Storage / wire effects

  • None.

Test plan

kind description fixture / data
unit Tesseract recognizes English on fixtures/image/hello-world.png (joined contains "hello world") fixture
unit confidence threshold drops noise regions fixture with low-quality text
unit Korean text recognized when kor language enabled fixtures/image/안녕.png
unit empty result returns OcrText { joined: "", regions: [], .. } not error fixtures/image/no-text.png
unit apply_ocr mutates block.ocr from None → Some inline
determinism two runs of recognize on same input → identical OcrText fixture
#[cfg(feature = "apple-vision")] smoke sidecar invocation captured (mock binary echoes fixed JSON) inline mock

All tests under cargo test -p kebab-parse-image ocr.

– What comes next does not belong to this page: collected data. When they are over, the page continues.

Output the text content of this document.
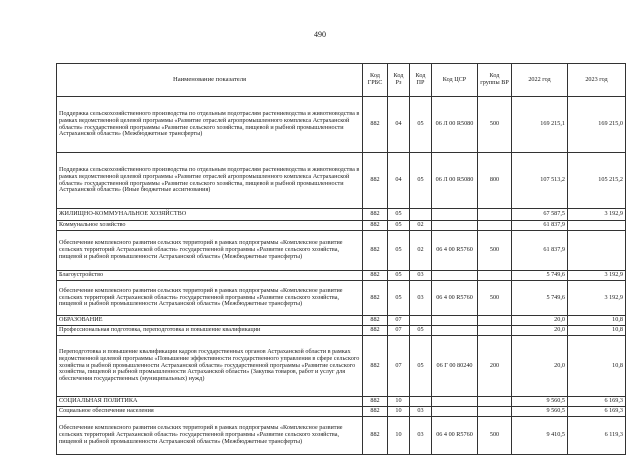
490
Наименование показателя	Код ГРБС	Код Рз	Код ПР	Код ЦСР	Код группы ВР	2022 год	2023 год
Поддержка сельскохозяйственного производства по отдельным подотраслям растениеводства и животноводства в рамках ведомственной целевой программы «Развитие отраслей агропромышленного комплекса Астраханской области» государственной программы «Развитие сельского хозяйства, пищевой и рыбной промышленности Астраханской области» (Межбюджетные трансферты)	882	04	05	06 Л 00 R5080	500	169 215,1	169 215,0
Поддержка сельскохозяйственного производства по отдельным подотраслям растениеводства и животноводства в рамках ведомственной целевой программы «Развитие отраслей агропромышленного комплекса Астраханской области» государственной программы «Развитие сельского хозяйства, пищевой и рыбной промышленности Астраханской области» (Иные бюджетные ассигнования)	882	04	05	06 Л 00 R5080	800	107 513,2	105 215,2
ЖИЛИЩНО-КОММУНАЛЬНОЕ ХОЗЯЙСТВО	882	05				67 587,5	3 192,9
Коммунальное хозяйство	882	05	02			61 837,9	
Обеспечение комплексного развития сельских территорий в рамках подпрограммы «Комплексное развитие сельских территорий Астраханской области» государственной программы «Развитие сельского хозяйства, пищевой и рыбной промышленности Астраханской области» (Межбюджетные трансферты)	882	05	02	06 4 00 R5760	500	61 837,9	
Благоустройство	882	05	03			5 749,6	3 192,9
Обеспечение комплексного развития сельских территорий в рамках подпрограммы «Комплексное развитие сельских территорий Астраханской области» государственной программы «Развитие сельского хозяйства, пищевой и рыбной промышленности Астраханской области» (Межбюджетные трансферты)	882	05	03	06 4 00 R5760	500	5 749,6	3 192,9
ОБРАЗОВАНИЕ	882	07				20,0	10,8
Профессиональная подготовка, переподготовка и повышение квалификации	882	07	05			20,0	10,8
Переподготовка и повышение квалификации кадров государственных органов Астраханской области в рамках ведомственной целевой программы «Повышение эффективности государственного управления в сфере сельского хозяйства и рыбной промышленности Астраханской области» государственной программы «Развитие сельского хозяйства, пищевой и рыбной промышленности Астраханской области» (Закупка товаров, работ и услуг для обеспечения государственных (муниципальных) нужд)	882	07	05	06 Г 00 80240	200	20,0	10,8
СОЦИАЛЬНАЯ ПОЛИТИКА	882	10				9 560,5	6 169,3
Социальное обеспечение населения	882	10	03			9 560,5	6 169,3
Обеспечение комплексного развития сельских территорий в рамках подпрограммы «Комплексное развитие сельских территорий Астраханской области» государственной программы «Развитие сельского хозяйства, пищевой и рыбной промышленности Астраханской области» (Межбюджетные трансферты)	882	10	03	06 4 00 R5760	500	9 410,5	6 119,3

Tesseract install required on CI host.

Definition of Done

  • cargo check -p kebab-parse-image --features tesseract passes
  • cargo test -p kebab-parse-image ocr passes
  • apple-vision feature compiles on macOS and gracefully no-ops on Linux
  • No imports outside Allowed dependencies
  • PR links design §3.4, §3.7a, §9.1

Out of scope

  • Caption (p6-3).
  • Visual embedding (P+).
  • Layout-aware reading order (P+).
  • PaddleOCR / EasyOCR adapters.

Risks / notes

  • Tesseract performance varies wildly with image quality; document min_confidence and default page-segmentation mode.
  • Apple Vision sidecar requires code signing for distribution; for v1 dev builds, accept unsigned binary from ~/.local/bin/kebab-vision-ocr.
  • Large image downscale loses small-text recognition; expose config.ocr.max_pixels so power users can tune.